If you’re a salaried employee in Israel, you’ve probably noticed that a chunk of your paycheck disappears every month for income tax (Mas Hachnasa). But how is that number actually calculated?
Income tax in Israel is progressive
That means the more you earn, the higher your tax rate. Your income is divided into brackets and each bracket is taxed at a different rate. The first few thousand shekels you earn each month are taxed at a low rate, and as your income rises, the next portions are taxed more. The top portion of your salary is taxed at the highest rate.
This means that there’s no reason to limit your income for fear of finding yourself in a higher tax bracket. More income always means more money in your pocket, even if the percentage is lower.
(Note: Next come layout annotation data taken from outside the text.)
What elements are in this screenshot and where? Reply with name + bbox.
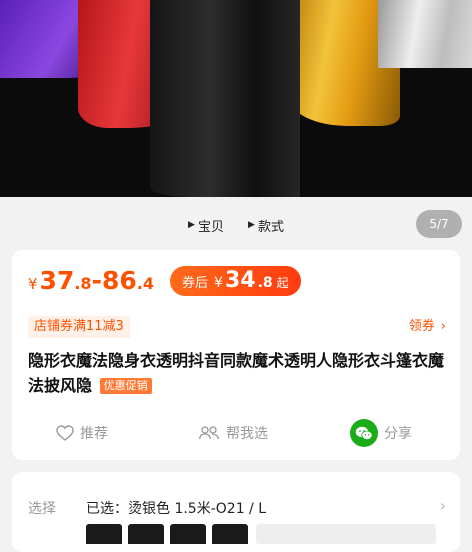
coupon-price-tag: 券后 [182,276,209,291]
gallery-tabs: ▶ 宝贝 ▶ 款式 [176,212,296,238]
image-page-counter: 5/7 [416,210,462,238]
price-high-int: 86 [101,266,137,295]
price-range: ¥ 37 .8 - 86 .4 [28,266,154,295]
spec-thumbnail[interactable] [86,524,122,544]
tab-product-label: 宝贝 [197,219,224,235]
claim-coupon-label: 领券 [408,319,435,334]
tab-style[interactable]: ▶ 款式 [248,216,284,235]
product-title-text: 隐形衣魔法隐身衣透明抖音同款魔术透明人隐形衣斗篷衣魔法披风隐 [28,351,445,395]
spec-label: 选择 [28,501,56,517]
help-choose-button[interactable]: 帮我选 [198,423,268,443]
chevron-right-icon: › [439,496,446,515]
wechat-icon [350,419,378,447]
coupon-price-badge: 券后 ¥ 34 .8 起 [170,266,301,296]
product-title: 隐形衣魔法隐身衣透明抖音同款魔术透明人隐形衣斗篷衣魔法披风隐 优惠促销 [28,348,448,398]
claim-coupon-button[interactable]: 领券 › [409,316,446,338]
promo-badge: 优惠促销 [99,378,152,394]
product-image[interactable] [0,0,472,197]
chevron-right-icon: › [440,319,446,334]
coupon-price-dec: .8 [257,275,273,291]
tab-style-label: 款式 [257,219,284,235]
spec-selected-value: 已选：烫银色 1.5米-O21 / L [86,501,267,517]
spec-thumbnail[interactable] [128,524,164,544]
tab-product[interactable]: ▶ 宝贝 [188,216,224,235]
coupon-price-int: 34 [224,268,256,293]
share-label: 分享 [384,426,412,442]
play-icon: ▶ [188,220,195,230]
shop-coupon-tag[interactable]: 店铺券满11减3 [28,316,130,338]
black-cape [150,0,300,197]
heart-icon [56,425,74,441]
currency-symbol: ¥ [28,275,38,293]
price-low-dec: .8 [74,274,92,293]
silver-cape [378,0,472,68]
coupon-price-suffix: 起 [276,276,289,290]
recommend-label: 推荐 [80,426,108,442]
recommend-button[interactable]: 推荐 [56,423,108,443]
help-choose-label: 帮我选 [226,426,268,442]
coupon-currency: ¥ [214,275,223,291]
spec-thumbnail[interactable] [212,524,248,544]
spec-selector[interactable]: 选择 已选：烫银色 1.5米-O21 / L › [12,472,460,552]
price-high-dec: .4 [136,274,154,293]
share-button[interactable]: 分享 [350,419,412,447]
play-icon: ▶ [248,220,255,230]
spec-thumbnail[interactable] [170,524,206,544]
price-card: ¥ 37 .8 - 86 .4 券后 ¥ 34 .8 起 店铺券满11减3 领券… [12,250,460,460]
price-low-int: 37 [39,266,75,295]
spec-option-bar [256,524,436,544]
people-icon [198,426,220,440]
price-separator: - [91,266,102,295]
action-bar: 推荐 帮我选 分享 [12,416,460,450]
spec-thumbnails [86,524,248,544]
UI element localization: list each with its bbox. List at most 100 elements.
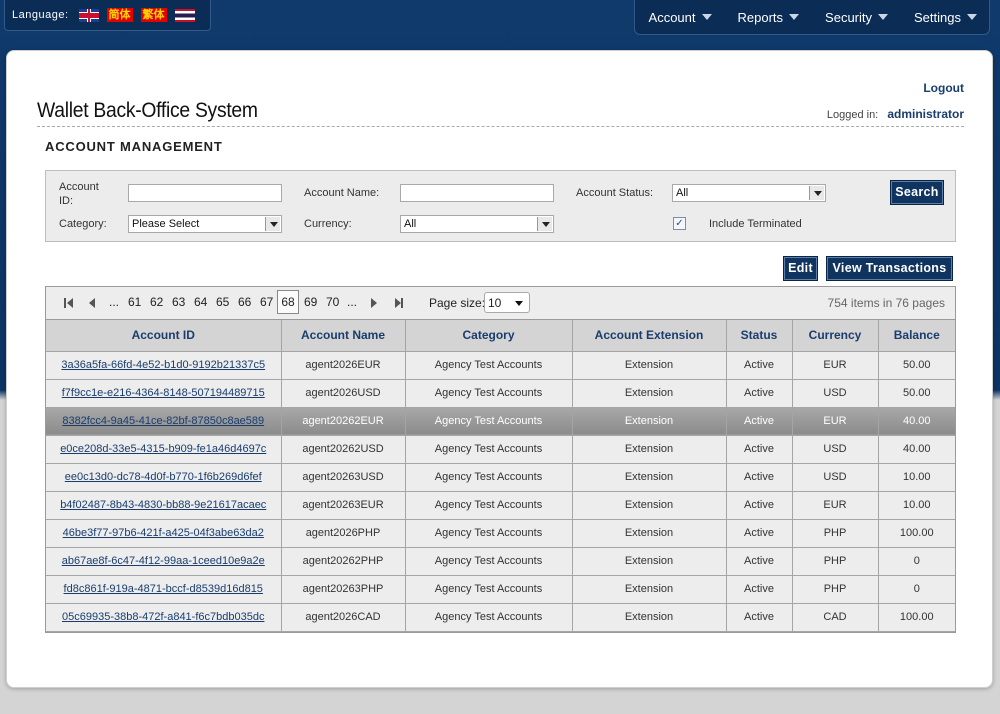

Income tax is calculated annually, but deducted monthly
Even though income tax is based on your annual income, your employer withholds it each month. At the end of the year, the tax authority looks at your total income and checks whether you overpaid or underpaid, which is why you might be entitled to a tax refund or need to pay extra.
You might be entitled to a tax refund if your employer withheld too much tax because you changed jobs, worked part of the year or earned less than expected. Other frequent situations include missing credit points for children, military service or pension contributions that weren’t fully accounted for.
If you think you might be entitled to a refund, submit a Bakashat Hechzer Mas directly to the Israel Tax Authority online or in person at their offices. There are companies that will file this document for you. They usually charge a percentage of your refund (often around 10–20%), so if your situation is simple, it’s probably not worth it.
Tax credits lower what you owe
Everyone gets a certain number of credit points (Nekudot Zikuy) that reduce their tax bill. Each credit point is worth a specific amount of money per month (around 235 NIS). The more credit points you have, the less tax you pay.
You automatically get some credit points just for being an Israeli resident, and additional points may apply for:
- Being a parent
- Being a new immigrant (oleh)
- Completing army or national service
- Having higher education or professional training
- Living in a development area
- A child’s disability
Your HR department or accountant should make sure you’re getting all the credit points you’re entitled to, but it’s always worth double-checking.
Deductions for pension and Bituach Leumi
Your employer also deducts:
- Bituach Leumi (National Insurance)
- Health insurance contributions
- Pension contributions
These deductions are separate from income tax but appear together on your payslip, which can be confusing.
What if you have more than one job or freelance income?
If you work for more than one employer or also freelance, you need to report your total annual income so you’re taxed correctly overall. Otherwise, you could end up paying too little (and owing at the end of the year) or too much (and needing to request a refund).
If you are entirely self-employed, you’re responsible for calculating and paying your own income tax and Bituach Leumi. This involves filing an annual tax return to report your actual income, claim deductions and pay any balance owed (or receive a refund if you overpaid).
How to estimate your annual tax
You can use the Mas Hachnasa calculator on the Tax Authority website. Plug in your monthly income and see an estimate of your annual tax, deductions and take-home pay.
Why it’s important to understand taxes
Your employer handles the actual tax payments for you, but it’s still smart to understand how the system works. Knowing how your income tax is calculated helps you:
- Spot mistakes on your payslip
- Claim refunds you might be owed
- Plan ahead if you get a raise or change jobs
Understanding your taxes means understanding your real income and not getting blindsided when your pay slip comes or at the end of year.